A Little Sheltered Night Music

I’ve been watching the new USA character series, Royal Pains. It’s a piece of fluff about a New York City doctor transplanted to the Hamptons, but what I like about it is how it captures SUMMER. I don’t have a summer house so I daydream a bit in that hour, and try to soak up the colors and texture of the series.

This weekend the daydream took actual form when I visited a family friend on Shelter Island, the “other” NY summer community off of the North Folk of the East End of Long Island.

Shelter Island. For many tv fans the allusion resonates with, “No exes at weddings,” the great wisdom from How I Met Your Mother and Stella’s dream wedding on Shelter Island. Ted and Stella do not get married, and so she is not “the one,” but it is notable for tv to be so site specific, and that the friends make the drive from the city, and get on the ferry (screen grab here!), to Shelter.

The real trek is very scenic, driving out to Greenport, past the Long Island wineries to the ferry service. Then the short ride over to the island, putting me on the water, reminding me of my schooner days, something I don’t revisit very often.

Shelter Island is hilly and dense and lush. It is rural, with less of a defined central town than its South Folk cousins, and no high-end stores.

And it is the home of The Perlman Music Program, an important summer school for young musicians on the grounds of an old 28-acre resort. It was founded by Toby Perlman, Ithak’s wife, fifteen years ago to give musicians 18 to 30 a supportive, focused environment to development their talent. Itzak is oncampus for the school, along with a stellar group of professionals.

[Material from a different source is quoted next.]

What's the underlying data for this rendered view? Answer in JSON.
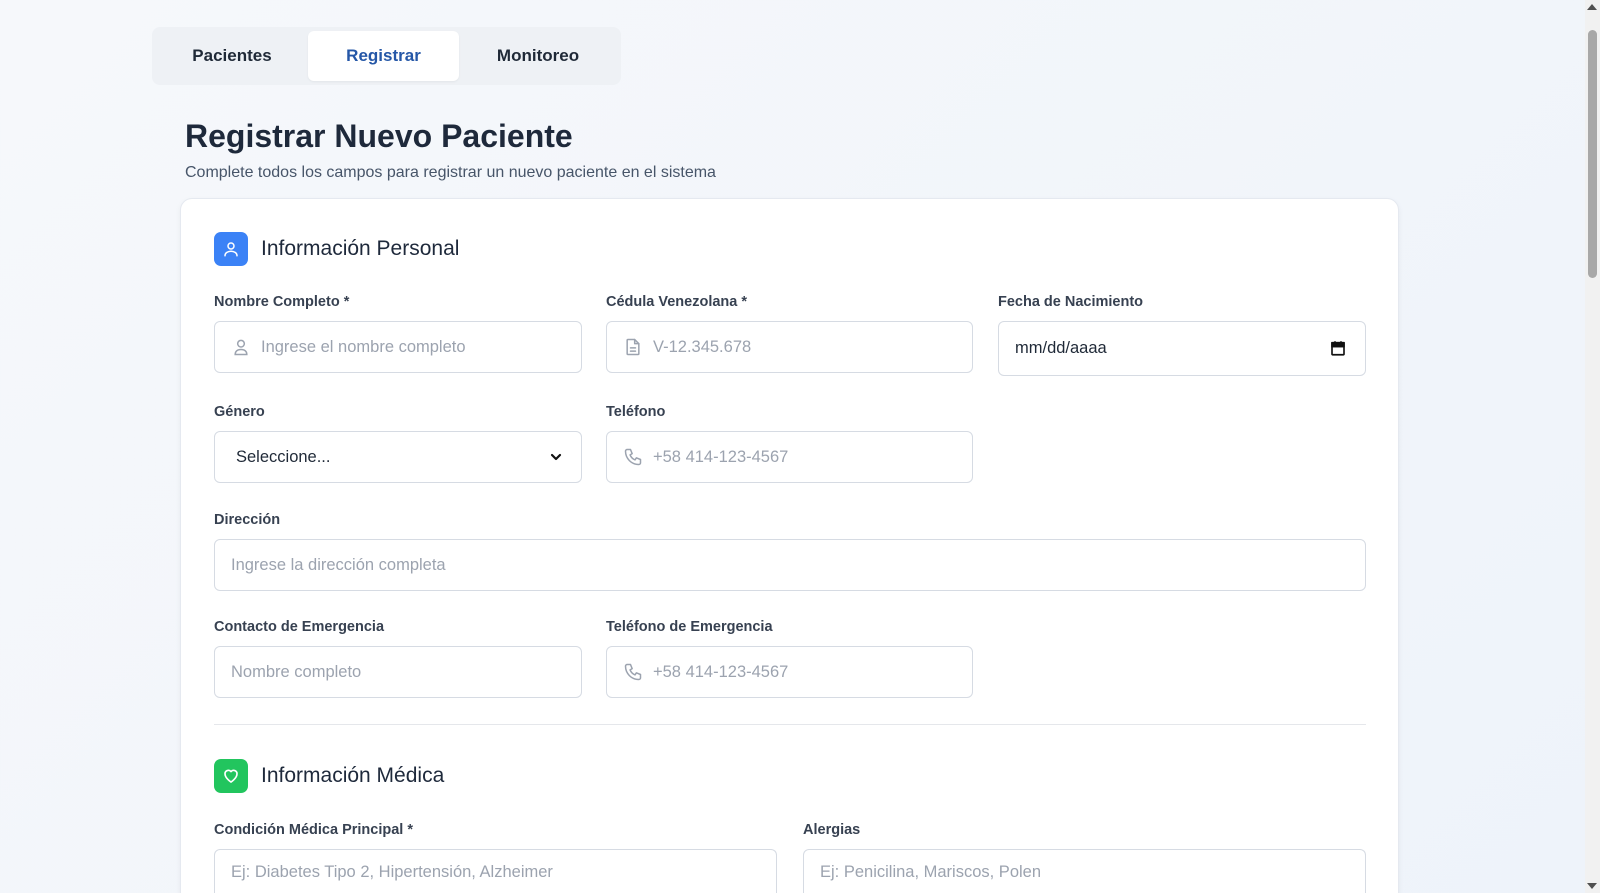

The final student performances are a free gift to the island. This week was the Chamber Music Workshop, an intensive program devoted to that repertoire. The concert featured three different quartets performing three eras of music: Beethoven String Quartet in F major; Ravel also in F major; and Dvorak Piano Quartet in E flat.

The caliber of playing was extraordinary in artists so young from around the world, and the programming was inspired. Beethoven, the epitome of classical in that measured, perfect sense. Ravel, impressionistic Ravel, so French, with complicated meter, such deeply emotional sounds. Written in 1903, it seemed to have influenced many 1940s movie scores. Then the big finish with Dvorak: deeply melodic, echoes of gypsy folksongs, a twist of a waltz, a lovely interplay between the viola, the violin, and the cello, with a cello solo in the second movement that was so melodic you could almost hear words in the deep timbre of the cello sound.

The whole Perlman Music Program operation is beautifully professional. And it’s thrilling to think that these budding musicians are keeping this music form alive as part of their hazy, crazy, daze of summer.

The logo motif of the school is done by another type of artist, a man named Peter Dov Varga who can cut ordinary black construction paper in the most extraordinary ways. I saw his work at a fair on the island, but they were all so amazing I couldn’t chose. He is Peter the Paper Cutter.

This week I go back to daydreaming with Royal Pains, until the real thing comes along. And the "no exes at weddings,"that's just good sense.